Der überfamiliale Ausgleich wurde seit Dekaden von den Moscheen und den Muslimbrüdern auf der Basis von religiösen Regeln organisiert – etwas, das der Westen und Kairos liberal orientierten Wohlstandskinder übersehen hatten, ja verabscheuten und bekämpften: System- und strukturblind dafür, dass in einem Staat, in dem die formelle Erwerbsarbeit einer Minderheit vorbehalten ist, modernistische bzw. individualistische Werte aus strukturellen Gründen nicht oder nur selten demokratisch durchgesetzt werden können.
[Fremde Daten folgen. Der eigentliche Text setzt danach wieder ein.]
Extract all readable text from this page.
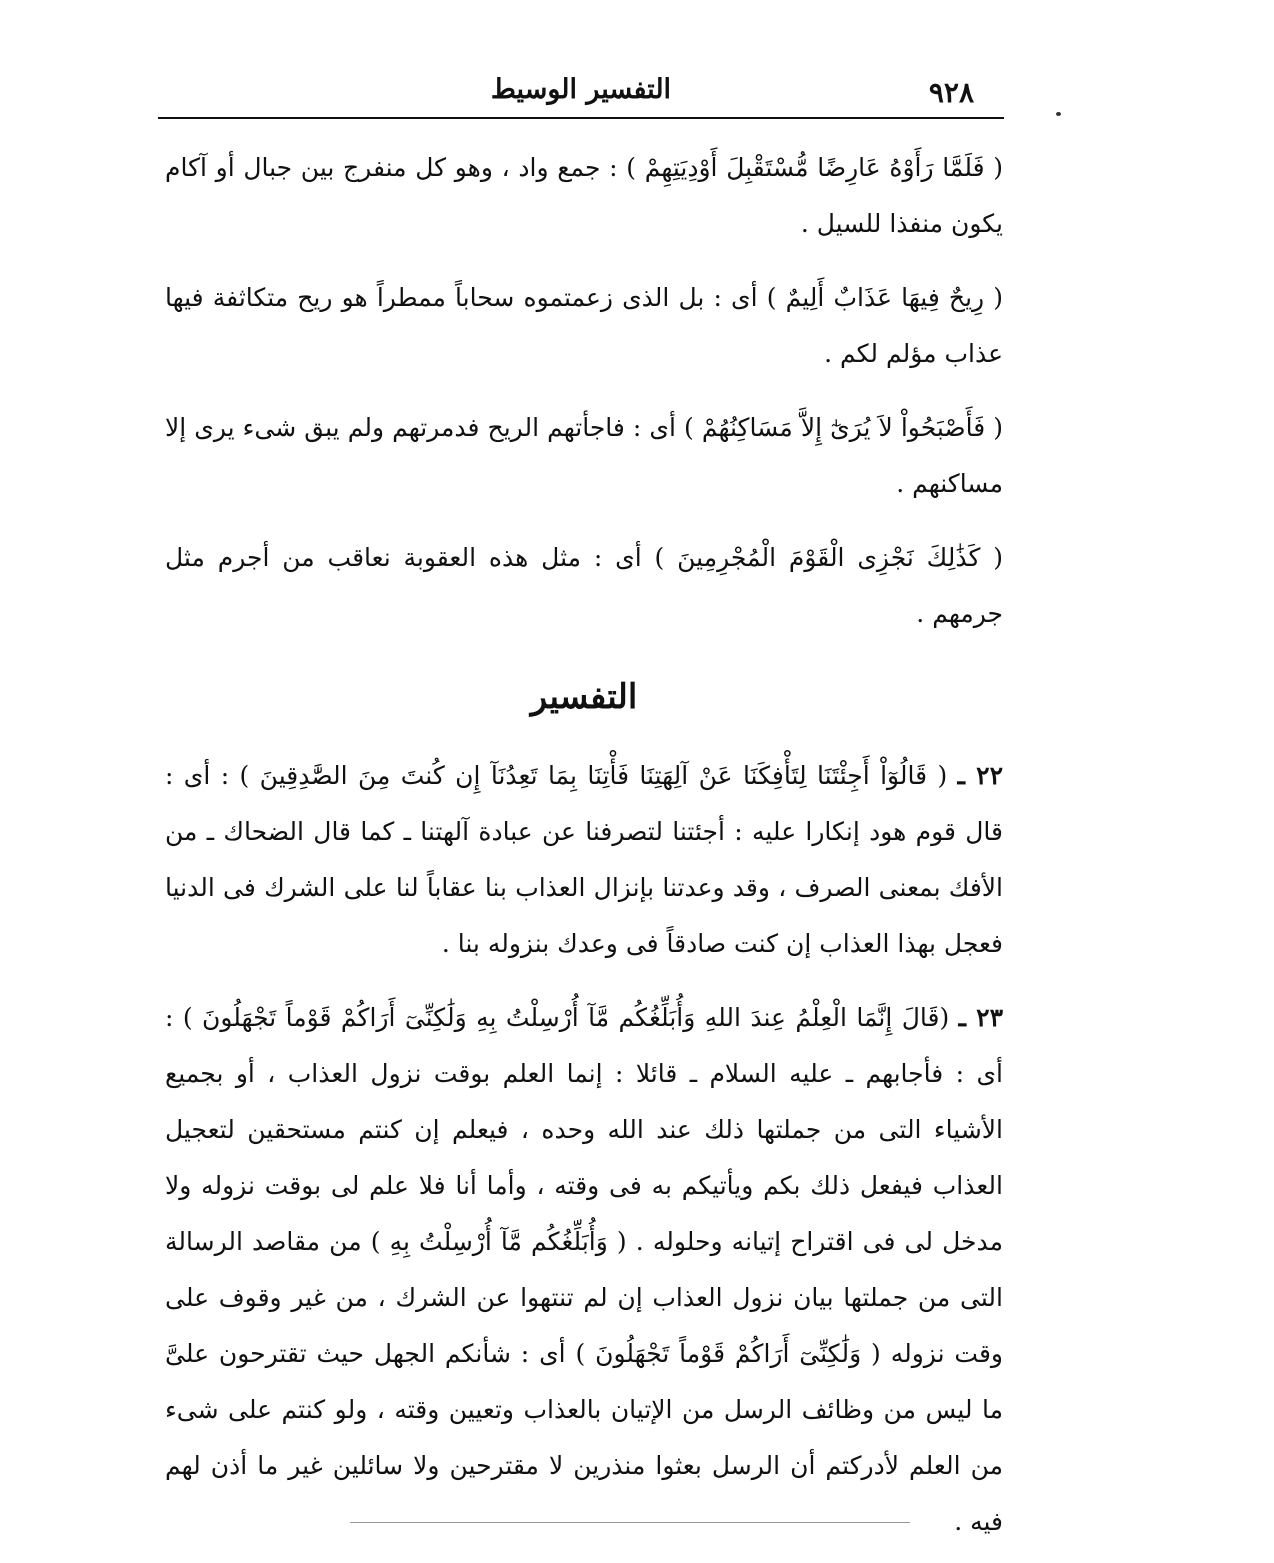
٩٢٨
التفسير الوسيط

( فَلَمَّا رَأَوْهُ عَارِضًا مُّسْتَقْبِلَ أَوْدِيَتِهِمْ ) : جمع واد ، وهو كل منفرج بين جبال أو آكام يكون منفذا للسيل .

( رِيحٌ فِيهَا عَذَابٌ أَلِيمٌ ) أى : بل الذى زعمتموه سحاباً ممطراً هو ريح متكاثفة فيها عذاب مؤلم لكم .

( فَأَصْبَحُواْ لاَ يُرَىٰٓ إِلاَّ مَسَاكِنُهُمْ ) أى : فاجأتهم الريح فدمرتهم ولم يبق شىء يرى إلا مساكنهم .

( كَذَٰلِكَ نَجْزِى الْقَوْمَ الْمُجْرِمِينَ ) أى : مثل هذه العقوبة نعاقب من أجرم مثل جرمهم .

التفسير

٢٢ ـ ( قَالُوٓاْ أَجِئْتَنَا لِتَأْفِكَنَا عَنْ آلِهَتِنَا فَأْتِنَا بِمَا تَعِدُنَآ إِن كُنتَ مِنَ الصَّٰدِقِينَ ) : أى : قال قوم هود إنكارا عليه : أجئتنا لتصرفنا عن عبادة آلهتنا ـ كما قال الضحاك ـ من الأفك بمعنى الصرف ، وقد وعدتنا بإنزال العذاب بنا عقاباً لنا على الشرك فى الدنيا فعجل بهذا العذاب إن كنت صادقاً فى وعدك بنزوله بنا .

٢٣ ـ (قَالَ إِنَّمَا الْعِلْمُ عِندَ اللهِ وَأُبَلِّغُكُم مَّآ أُرْسِلْتُ بِهِ وَلَٰكِنِّىٓ أَرَاكُمْ قَوْماً تَجْهَلُونَ ) : أى : فأجابهم ـ عليه السلام ـ قائلا : إنما العلم بوقت نزول العذاب ، أو بجميع الأشياء التى من جملتها ذلك عند الله وحده ، فيعلم إن كنتم مستحقين لتعجيل العذاب فيفعل ذلك بكم ويأتيكم به فى وقته ، وأما أنا فلا علم لى بوقت نزوله ولا مدخل لى فى اقتراح إتيانه وحلوله . ( وَأُبَلِّغُكُم مَّآ أُرْسِلْتُ بِهِ ) من مقاصد الرسالة التى من جملتها بيان نزول العذاب إن لم تنتهوا عن الشرك ، من غير وقوف على وقت نزوله ( وَلَٰكِنِّىٓ أَرَاكُمْ قَوْماً تَجْهَلُونَ ) أى : شأنكم الجهل حيث تقترحون علىَّ ما ليس من وظائف الرسل من الإتيان بالعذاب وتعيين وقته ، ولو كنتم على شىء من العلم لأدركتم أن الرسل بعثوا منذرين لا مقترحين ولا سائلين غير ما أذن لهم فيه .
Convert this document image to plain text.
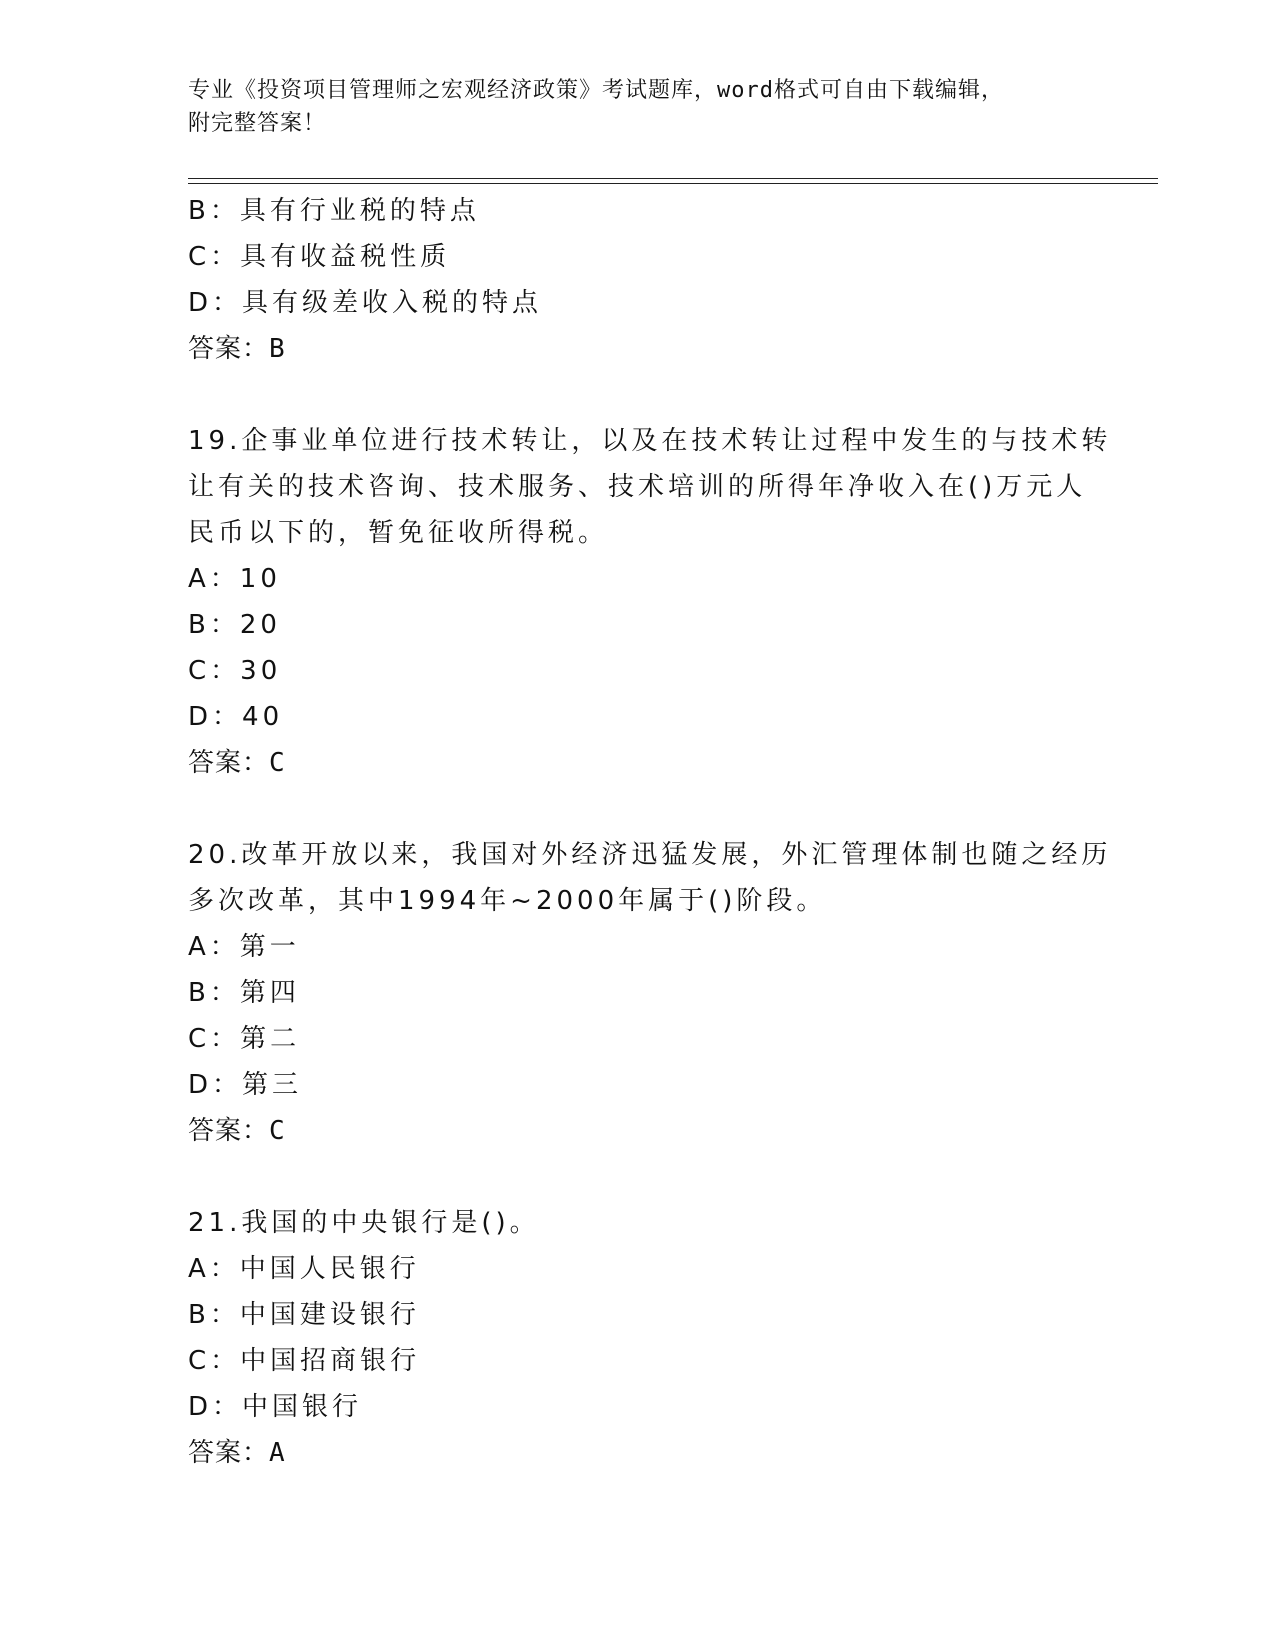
专业《投资项目管理师之宏观经济政策》考试题库，word格式可自由下载编辑，
附完整答案！
B：具有行业税的特点
C：具有收益税性质
D：具有级差收入税的特点
答案：B
19.企事业单位进行技术转让，以及在技术转让过程中发生的与技术转
让有关的技术咨询、技术服务、技术培训的所得年净收入在()万元人
民币以下的，暂免征收所得税。
A：10
B：20
C：30
D：40
答案：C
20.改革开放以来，我国对外经济迅猛发展，外汇管理体制也随之经历
多次改革，其中1994年~2000年属于()阶段。
A：第一
B：第四
C：第二
D：第三
答案：C
21.我国的中央银行是()。
A：中国人民银行
B：中国建设银行
C：中国招商银行
D：中国银行
答案：A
Besonders peinlich für den Westen: Als General Abdel Fattah al-Sisi den demokratisch gewählten Präsidenten Mursi stürzte, herrschte weitherum Erleichterung. Und als der Präsident, der sich an die Macht geputscht hatte, dann Hunderte Islamisten ermorden liess, den demokratisch gewählten Mursi samt seinen Regierungsmitgliedern ins Gefängnis steckte und ohne ausreichend rechtliche Grundlagen zahlreiche Todesurteile vollstrecken liess, schauten alle weg!

Alle, die sich angeblich für Demokratie, Rechtsstaatlichkeit, Menschenrechte engagieren. Und die Schweiz? Sie macht bei dieser Drückebergerpolitik regelmässig mit – zu gewichtig ihre wirtschaftlichen Interessen; zu blind für die Schatten der liberalen Weltwirtschaft.

Wer nota bene ausreichend systembewusst ist, der weiss auch, dass die westlichen Hilfsprogramme in Afghanistan oder Haiti die dortigen Armutsprobleme in keiner Weise lösen, weil sie nicht sachgerecht sind. Im Gegenteil: Sie führen zu potemkinschen Staaten, fördern die vertikale Integration und führen langfristig in die wirtschaftliche, soziale und politische Katastrophe.3

Wie erwähnt: Die liberale Optik fokussiert die Individuen und blendet aus, dass individuelle Freiheiten und Rechte wirtschaftliche Kapazitäten voraussetzen, die in armen Staaten fehlen. Die Welt lässt sich nicht von aussen und von oben integrieren! Es sei denn auf der Basis von extremen Ungleichgewichten und, direkt damit verbunden, einem ungeheuerlichen Totalitarismus.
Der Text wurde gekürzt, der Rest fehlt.